So what’s one of the main fears of people owning houses with trees growing nearby? The tree falling down and crush-crush-crushing the house. So what do they do? They trim the tree mercilessly, without regard to the health of the tree. What does that do? It allows disease into the tree, which rots it, and eventually makes it fall down on your house.
I’m thinking a series of carbo/aramid/expoxy wrapped bamboo trusses could be used to help prop trees up and away from the house (standard tall-X shape leaned away from the house and planted a few feet into some permeable concrete plugs in the ground. Japanese gardens make much use of this on a small scale, but I want to keep massive oaks or camphors sheltering my house.

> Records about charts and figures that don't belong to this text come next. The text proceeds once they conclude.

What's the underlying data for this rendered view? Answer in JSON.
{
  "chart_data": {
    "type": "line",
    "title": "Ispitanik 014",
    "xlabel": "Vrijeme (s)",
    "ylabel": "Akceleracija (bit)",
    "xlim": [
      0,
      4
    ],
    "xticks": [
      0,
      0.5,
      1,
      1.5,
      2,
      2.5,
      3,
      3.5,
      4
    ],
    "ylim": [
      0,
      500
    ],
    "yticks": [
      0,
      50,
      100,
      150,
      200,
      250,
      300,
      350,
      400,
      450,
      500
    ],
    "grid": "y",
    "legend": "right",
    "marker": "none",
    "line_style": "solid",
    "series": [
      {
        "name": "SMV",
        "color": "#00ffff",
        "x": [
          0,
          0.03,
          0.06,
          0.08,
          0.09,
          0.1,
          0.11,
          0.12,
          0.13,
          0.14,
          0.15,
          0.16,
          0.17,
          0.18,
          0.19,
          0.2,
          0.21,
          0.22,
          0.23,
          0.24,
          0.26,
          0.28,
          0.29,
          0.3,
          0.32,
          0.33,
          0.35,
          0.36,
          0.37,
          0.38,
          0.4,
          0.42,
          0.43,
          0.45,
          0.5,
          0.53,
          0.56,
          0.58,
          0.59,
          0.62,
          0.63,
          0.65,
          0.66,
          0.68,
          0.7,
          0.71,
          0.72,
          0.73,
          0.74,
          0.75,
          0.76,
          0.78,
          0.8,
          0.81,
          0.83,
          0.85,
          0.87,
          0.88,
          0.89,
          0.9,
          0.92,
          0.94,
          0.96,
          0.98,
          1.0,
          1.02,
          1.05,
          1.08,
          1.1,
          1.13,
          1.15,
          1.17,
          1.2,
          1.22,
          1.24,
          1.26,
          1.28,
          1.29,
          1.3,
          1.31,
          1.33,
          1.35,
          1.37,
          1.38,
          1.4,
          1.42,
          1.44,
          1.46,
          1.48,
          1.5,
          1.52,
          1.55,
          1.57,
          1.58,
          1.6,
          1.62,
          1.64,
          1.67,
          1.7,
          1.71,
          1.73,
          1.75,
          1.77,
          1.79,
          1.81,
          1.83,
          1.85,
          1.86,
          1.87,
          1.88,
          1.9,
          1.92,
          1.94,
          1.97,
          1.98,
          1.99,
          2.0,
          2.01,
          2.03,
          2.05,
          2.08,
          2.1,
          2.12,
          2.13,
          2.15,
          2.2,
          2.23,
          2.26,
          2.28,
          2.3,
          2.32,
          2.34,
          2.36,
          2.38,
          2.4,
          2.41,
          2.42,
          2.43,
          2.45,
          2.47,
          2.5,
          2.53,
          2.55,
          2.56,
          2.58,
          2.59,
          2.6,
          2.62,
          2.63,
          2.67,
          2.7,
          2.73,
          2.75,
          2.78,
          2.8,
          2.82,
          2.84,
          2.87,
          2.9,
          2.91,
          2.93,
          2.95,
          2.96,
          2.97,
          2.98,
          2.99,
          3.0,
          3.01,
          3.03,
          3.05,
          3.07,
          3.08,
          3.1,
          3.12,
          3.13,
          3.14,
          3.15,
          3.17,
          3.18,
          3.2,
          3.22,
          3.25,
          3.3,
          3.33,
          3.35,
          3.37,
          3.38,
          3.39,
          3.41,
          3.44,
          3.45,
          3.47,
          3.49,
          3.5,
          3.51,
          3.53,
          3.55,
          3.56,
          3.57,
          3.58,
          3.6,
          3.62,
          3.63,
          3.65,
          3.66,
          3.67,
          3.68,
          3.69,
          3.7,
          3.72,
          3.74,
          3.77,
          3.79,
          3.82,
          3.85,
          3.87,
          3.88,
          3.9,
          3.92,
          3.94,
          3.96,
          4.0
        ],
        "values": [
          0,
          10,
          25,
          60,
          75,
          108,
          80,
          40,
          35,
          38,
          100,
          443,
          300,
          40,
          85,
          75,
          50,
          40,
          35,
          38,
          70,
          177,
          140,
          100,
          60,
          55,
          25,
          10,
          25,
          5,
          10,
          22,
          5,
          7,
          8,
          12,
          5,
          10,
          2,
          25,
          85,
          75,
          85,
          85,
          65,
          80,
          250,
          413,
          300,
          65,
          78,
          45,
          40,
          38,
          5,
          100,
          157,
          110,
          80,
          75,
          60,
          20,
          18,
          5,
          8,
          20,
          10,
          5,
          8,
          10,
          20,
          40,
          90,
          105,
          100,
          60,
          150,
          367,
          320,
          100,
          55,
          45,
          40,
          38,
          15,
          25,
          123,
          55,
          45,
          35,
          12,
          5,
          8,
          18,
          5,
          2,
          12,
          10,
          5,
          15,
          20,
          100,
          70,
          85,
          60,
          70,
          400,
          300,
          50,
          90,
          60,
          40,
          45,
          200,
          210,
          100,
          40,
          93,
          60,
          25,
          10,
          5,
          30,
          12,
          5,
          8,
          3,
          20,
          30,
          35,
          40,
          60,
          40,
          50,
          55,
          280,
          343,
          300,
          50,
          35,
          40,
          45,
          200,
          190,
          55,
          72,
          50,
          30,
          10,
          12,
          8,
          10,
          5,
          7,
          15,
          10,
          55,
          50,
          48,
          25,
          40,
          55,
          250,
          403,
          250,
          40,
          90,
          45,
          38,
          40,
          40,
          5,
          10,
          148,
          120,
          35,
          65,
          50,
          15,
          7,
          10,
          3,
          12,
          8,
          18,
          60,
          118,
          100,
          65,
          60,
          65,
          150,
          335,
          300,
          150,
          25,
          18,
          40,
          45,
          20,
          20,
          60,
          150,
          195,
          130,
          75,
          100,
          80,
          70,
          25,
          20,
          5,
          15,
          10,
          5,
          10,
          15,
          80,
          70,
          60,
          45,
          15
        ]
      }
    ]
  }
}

Which brings me to point two, habitation. If we can have super-strong trusses holding our trees up, what’s to stop us from just building up on/in that? Especially camphors, which are highly disease resistant. The idea is we’ll treat large trees sorta like bonsai (without all the root shenanigans) – training them to grow where we want, selectively keeping strategic branches but taking utmost care when we cut to properly protect our tree from disease – grow the tree in such a way to gently encompass the house, truss the branches in aforementioned ways to help support them and the house, of course build the house out of high-strength, lightweight composites. At times the trusses may need to be jacked up and more concrete backfilled under them, if the tree grows taller, though the pace is very, very slow. Another thing: how many houses outlast trees? How many human lives can outlast a tree, if well taken care of? None! Well, no houses made out of tree material – I’m sure some ancient stone domiciles outlast the 2000 and 3000+ year old trees we’ve found – but are no longer considered habitable by most means. The trees however are still making leaves and growing.
Oh yeah, don’t live in a hurricane or tornado prone area. Flooding and snowing should be okay (Go ahead, try to flood my treehouse Ms. Nature) as long as the roof is designed to easily shed snow (i.e. tall and tapering at the top).